The Joint Commission identified communication errors as the primary cause of sentinel events in healthcare systems. One of The Joint Commission’s National Patient Safety Goals is to enhance the effectiveness of communication within healthcare providers (Krautscheid, 2008). Previous documentations show the key role of effective communication in healthcare practice and the necessity of communications skills education (Brown, Crawford, & Carter, 2006; Sheldon, Barrett, & Ellington, 2006). This emphasizes the need for nursing programs to graduate nurses who demonstrate safety and quality in patient care including interdisciplinary communication. Faculty can use clinical assessment simulations to evaluate the ability of every nursing student to perform various aspects of care with the inclusion of effective communication with physicians through phone during emergencies (Krautscheid, 2008). However, there are multiple and variable dilemmas concerning approaches to education of communication skills in undergraduate nursing curricula. The dilemmas range from difficulty in demonstration of effectiveness of skills training, use of counseling models and encounter of social barriers to the use of communication skills (Parry & Brown, 2009; Üstün, 2006).
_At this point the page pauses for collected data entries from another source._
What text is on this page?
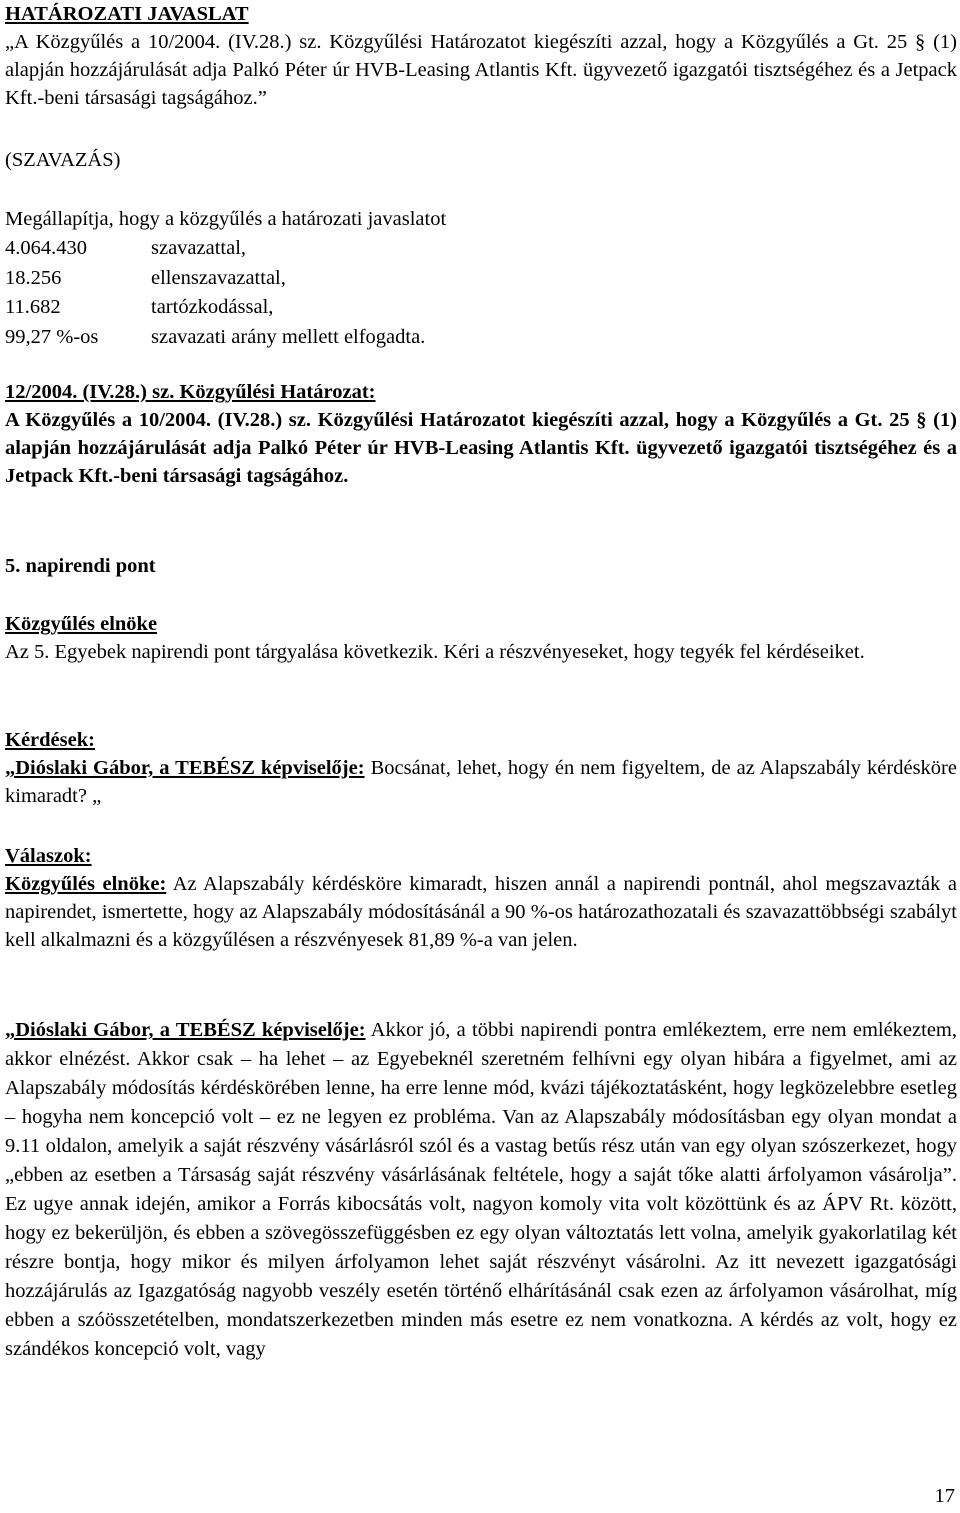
HATÁROZATI JAVASLAT

„A Közgyűlés a 10/2004. (IV.28.) sz. Közgyűlési Határozatot kiegészíti azzal, hogy a Közgyűlés a Gt. 25 § (1) alapján hozzájárulását adja Palkó Péter úr HVB-Leasing Atlantis Kft. ügyvezető igazgatói tisztségéhez és a Jetpack Kft.-beni társasági tagságához.”

(SZAVAZÁS)

Megállapítja, hogy a közgyűlés a határozati javaslatot

4.064.430	szavazattal,
18.256	ellenszavazattal,
11.682	tartózkodással,
99,27 %-os	szavazati arány mellett elfogadta.

12/2004. (IV.28.) sz. Közgyűlési Határozat:

A Közgyűlés a 10/2004. (IV.28.) sz. Közgyűlési Határozatot kiegészíti azzal, hogy a Közgyűlés a Gt. 25 § (1) alapján hozzájárulását adja Palkó Péter úr HVB-Leasing Atlantis Kft. ügyvezető igazgatói tisztségéhez és a Jetpack Kft.-beni társasági tagságához.

5. napirendi pont

Közgyűlés elnöke

Az 5. Egyebek napirendi pont tárgyalása következik. Kéri a részvényeseket, hogy tegyék fel kérdéseiket.

Kérdések:

„Dióslaki Gábor, a TEBÉSZ képviselője: Bocsánat, lehet, hogy én nem figyeltem, de az Alapszabály kérdésköre kimaradt? „

Válaszok:

Közgyűlés elnöke: Az Alapszabály kérdésköre kimaradt, hiszen annál a napirendi pontnál, ahol megszavazták a napirendet, ismertette, hogy az Alapszabály módosításánál a 90 %-os határozathozatali és szavazattöbbségi szabályt kell alkalmazni és a közgyűlésen a részvényesek 81,89 %-a van jelen.

„Dióslaki Gábor, a TEBÉSZ képviselője: Akkor jó, a többi napirendi pontra emlékeztem, erre nem emlékeztem, akkor elnézést. Akkor csak – ha lehet – az Egyebeknél szeretném felhívni egy olyan hibára a figyelmet, ami az Alapszabály módosítás kérdéskörében lenne, ha erre lenne mód, kvázi tájékoztatásként, hogy legközelebbre esetleg – hogyha nem koncepció volt – ez ne legyen ez probléma. Van az Alapszabály módosításban egy olyan mondat a 9.11 oldalon, amelyik a saját részvény vásárlásról szól és a vastag betűs rész után van egy olyan szószerkezet, hogy „ebben az esetben a Társaság saját részvény vásárlásának feltétele, hogy a saját tőke alatti árfolyamon vásárolja”. Ez ugye annak idején, amikor a Forrás kibocsátás volt, nagyon komoly vita volt közöttünk és az ÁPV Rt. között, hogy ez bekerüljön, és ebben a szövegösszefüggésben ez egy olyan változtatás lett volna, amelyik gyakorlatilag két részre bontja, hogy mikor és milyen árfolyamon lehet saját részvényt vásárolni. Az itt nevezett igazgatósági hozzájárulás az Igazgatóság nagyobb veszély esetén történő elhárításánál csak ezen az árfolyamon vásárolhat, míg ebben a szóösszetételben, mondatszerkezetben minden más esetre ez nem vonatkozna. A kérdés az volt, hogy ez szándékos koncepció volt, vagy

17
The amount of clinical skills training at the undergraduate level is increasing dramatically in order to produce nurses who are ready for practice. The number of students entering training is also on the increase and more are now competing for clinical placements. It is, therefore, necessary for students to have basic, practical and interpersonal skills before entering the clinical environment to enable them to explore further learning opportunities once they join the setting. Working pattern changes and the safety culture within healthcare have lead to clinical training review, which has increased demand for trainings that are non-patient based (Maran & Glavin, 2003). Clinical simulations provide numerous learning opportunities for reinforcing students’ understanding of difficult concepts in practice of skills and techniques associated with communication, delegation and teamwork (Howard, 2009). Integration of simulation with clinical practice will, therefore, go a long way in improving clinical experience and consequently improve patient care (Maran & Glavin, 2003).
The RIAS system is useful in studies that relate communication to physician satisfaction, physicians’ malpractice experience and patient satisfaction. It also helps in evaluation of different types of communication training programs together with residency training and medical education (Gorawara-Bhat & Cook, 2011). An altered RIAS has the ability to accommodate differences in the present technology environment, as well as constant changes in provider-patient communication. An increase in the knowledge of interaction patterns that lead to better outcomes, causes increased emphasis on development of training programs and other interventions to improve provider-patient interactions in healthcare (Nelson, Miller, & Larson, 2010.